Он снова приложился к бутылке и откинулся на спинку дивана. В его помутневшем сознании всплыло панно, на котором неизвестный мастер скопировал картину Милле «Сборщицы колосьев» — бретонки или фламандки тащатся, согнувшись, по стерне и подбирают упавшие тут и там колоски. Сборщицы колосьев… Разве этим разбогатели фламандцы, собиранием крох? Наивный ты человек, Стоил, философ. Спроси у старого Караджова, он сам собирал колосья на стерне и знает не хуже других — кто собирает колосья, тот вечно прозябает в нужде. Богатеть надо одним махом!

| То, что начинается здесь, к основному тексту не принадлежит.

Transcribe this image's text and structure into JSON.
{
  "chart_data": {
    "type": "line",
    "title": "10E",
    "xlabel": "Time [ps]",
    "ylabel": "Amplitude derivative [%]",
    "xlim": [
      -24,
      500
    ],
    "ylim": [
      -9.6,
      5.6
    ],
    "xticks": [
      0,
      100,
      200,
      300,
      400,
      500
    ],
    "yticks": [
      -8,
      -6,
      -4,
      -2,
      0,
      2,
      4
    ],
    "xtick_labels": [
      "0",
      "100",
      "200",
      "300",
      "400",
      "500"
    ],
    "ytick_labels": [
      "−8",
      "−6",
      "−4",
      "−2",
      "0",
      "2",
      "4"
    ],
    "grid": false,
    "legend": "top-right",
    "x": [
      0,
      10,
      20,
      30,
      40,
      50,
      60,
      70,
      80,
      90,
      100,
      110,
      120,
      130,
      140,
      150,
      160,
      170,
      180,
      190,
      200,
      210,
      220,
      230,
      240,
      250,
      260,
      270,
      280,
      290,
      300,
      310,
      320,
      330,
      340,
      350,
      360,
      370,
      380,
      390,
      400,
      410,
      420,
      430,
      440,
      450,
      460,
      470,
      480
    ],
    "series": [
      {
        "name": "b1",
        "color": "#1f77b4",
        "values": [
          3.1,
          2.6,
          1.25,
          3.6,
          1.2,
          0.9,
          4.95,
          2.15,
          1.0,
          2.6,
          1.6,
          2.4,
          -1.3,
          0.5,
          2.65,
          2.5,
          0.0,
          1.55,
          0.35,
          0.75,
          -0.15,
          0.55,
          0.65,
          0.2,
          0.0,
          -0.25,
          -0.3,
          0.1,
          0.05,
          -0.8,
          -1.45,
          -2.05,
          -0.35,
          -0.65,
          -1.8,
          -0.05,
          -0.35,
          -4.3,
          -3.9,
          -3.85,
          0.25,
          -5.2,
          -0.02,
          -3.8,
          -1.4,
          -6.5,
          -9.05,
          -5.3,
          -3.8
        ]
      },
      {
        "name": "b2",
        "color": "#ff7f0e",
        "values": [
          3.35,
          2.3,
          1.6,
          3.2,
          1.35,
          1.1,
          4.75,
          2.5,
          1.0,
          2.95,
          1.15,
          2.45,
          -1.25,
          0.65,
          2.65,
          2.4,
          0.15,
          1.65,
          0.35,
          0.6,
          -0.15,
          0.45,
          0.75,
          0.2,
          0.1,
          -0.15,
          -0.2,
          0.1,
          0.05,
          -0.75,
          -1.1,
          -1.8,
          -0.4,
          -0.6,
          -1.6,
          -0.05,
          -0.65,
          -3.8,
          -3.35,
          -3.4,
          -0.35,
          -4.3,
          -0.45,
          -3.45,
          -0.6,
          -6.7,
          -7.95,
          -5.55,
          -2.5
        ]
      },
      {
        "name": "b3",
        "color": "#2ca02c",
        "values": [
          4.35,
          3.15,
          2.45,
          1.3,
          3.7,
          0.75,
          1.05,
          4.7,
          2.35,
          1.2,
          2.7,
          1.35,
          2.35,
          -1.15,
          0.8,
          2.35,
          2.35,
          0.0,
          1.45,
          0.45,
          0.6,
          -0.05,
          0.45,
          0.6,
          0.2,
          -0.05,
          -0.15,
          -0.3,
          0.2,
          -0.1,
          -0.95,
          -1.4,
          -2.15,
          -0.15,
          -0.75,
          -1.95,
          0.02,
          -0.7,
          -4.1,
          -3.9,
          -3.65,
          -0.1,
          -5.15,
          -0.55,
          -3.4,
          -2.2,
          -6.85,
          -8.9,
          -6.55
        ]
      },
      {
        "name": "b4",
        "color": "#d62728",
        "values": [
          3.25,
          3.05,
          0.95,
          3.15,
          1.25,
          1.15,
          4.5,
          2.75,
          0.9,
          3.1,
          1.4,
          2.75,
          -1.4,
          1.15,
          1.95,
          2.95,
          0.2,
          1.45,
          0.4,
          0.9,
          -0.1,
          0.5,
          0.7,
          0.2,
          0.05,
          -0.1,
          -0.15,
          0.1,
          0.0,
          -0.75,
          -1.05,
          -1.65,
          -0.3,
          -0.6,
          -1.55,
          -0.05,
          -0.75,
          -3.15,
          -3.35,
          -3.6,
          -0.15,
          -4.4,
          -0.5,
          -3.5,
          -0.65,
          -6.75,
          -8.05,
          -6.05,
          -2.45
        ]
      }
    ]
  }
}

Караджов встал на ноги, рослый и дюжий, он напоминал сейчас раненого быка, выбирающего, чей плетень разнести. Ему захотелось подышать свежим воздухом, и он взял бутылку и вышел на террасу. В эту ясную ночь было видно далеко. Он присел на узкие перила, его взгляд устремился сквозь сияние города — новомодный неоновый нимб — на юг, к предгорью, где, словно россыпи лютиков, искрились огни сел. Родимое село скрыто за горой. Он представил себе отчий дом, опоясанный галереей, двор с ветхими навесами, заросший травой, из которой пялит глаза ромашка. Петрушка и кинза пышно зеленеют у самого порога. Под окнами давно выродившиеся герань и пионы, одичавшие розы. Завалившийся колодец…

Повеял ночной ветерок и принес с собой слабый запах влажной земли. Ноздри Христо раздувались, он заволновался — давно забытый запах перенес его в поле, на пашню, на виноградник. Плечи распрямила могучая сила, в нем вдруг ожило яростное желание окунуться в стихию крестьянского труда. Была бы сейчас мотыга или лопата, был бы плуг или хоть какая-нибудь коса — разделся бы он до пояса, подвернул штанины, отбил лезвие молотком, взялся за отшлифованное до блеска косье, согнул спину и — хрясь, ши-и-и, хрясь, ши-и-и… Ноги переступают следом за косой, в воздухе висит острый запах скошенной травы, подрубленных цветов, вокруг снуют бабочки, стебли вздрагивают, задетые обушком косы, и покорно ложатся — хрясь, ши-и-и, хрясь, ши-и-и…

На станции, как вспугнутая птица, взвизгнул паровоз, и видение рассыпалось. Караджов еще долго сидел, бессмысленно глядя в равнинную даль с букетами огоньков, чью красоту он больше не воспринимал.

18

Прошло две недели. Все это время Караджов предпочитал без особой надобности не встречаться с Дженевым, их разговоры носили подчеркнуто служебный характер. Полным ходом готовился новый план. Непрерывной чередой шли заседания. Но Караджов ни на одном из них не присутствовал. Два раза он ездил в Софию, даже не предупреждая Дженева, ни словом не обмолвился и о предстоящей ему поездке за границу.

Стоилу были известны разработки, присланные объединением, но он никак не мог согласиться с установившейся практикой определения стоимости изделий, а то, что и рост производительности им спускали сверху, вызывало у него решительный протест. Однако после ссоры с Караджовым он решил действовать спокойнее, доработать свой вариант и вместе с караджовским вынести его на обсуждение в заводском коллективе, в окружном комитете и в объединении. Поначалу он собирался поделиться своими соображениями с первым секретарем, но потом пришел к убеждению, что не стоит этого делать, чтобы не дразнить Караджова раньше времени, не дать ему возможности предпринять контрмеры, а главное — чтобы у окружающих не создалось впечатление, что их спор не что иное, как склока. Одно его удивляло: в тот вечер Христо заявил, что ему дали устное распоряжение поднять производительность еще на один процент, с четырех до пяти, но прошло две недели, а до завода это все еще не было доведено. Работа велась в соответствии с прежним заданием. Это было не похоже на Караджова, и Стоил подозревал, что две его спешные поездки в Софию объяснялись именно этим — Караджову надо было узаконить новое увеличение норм.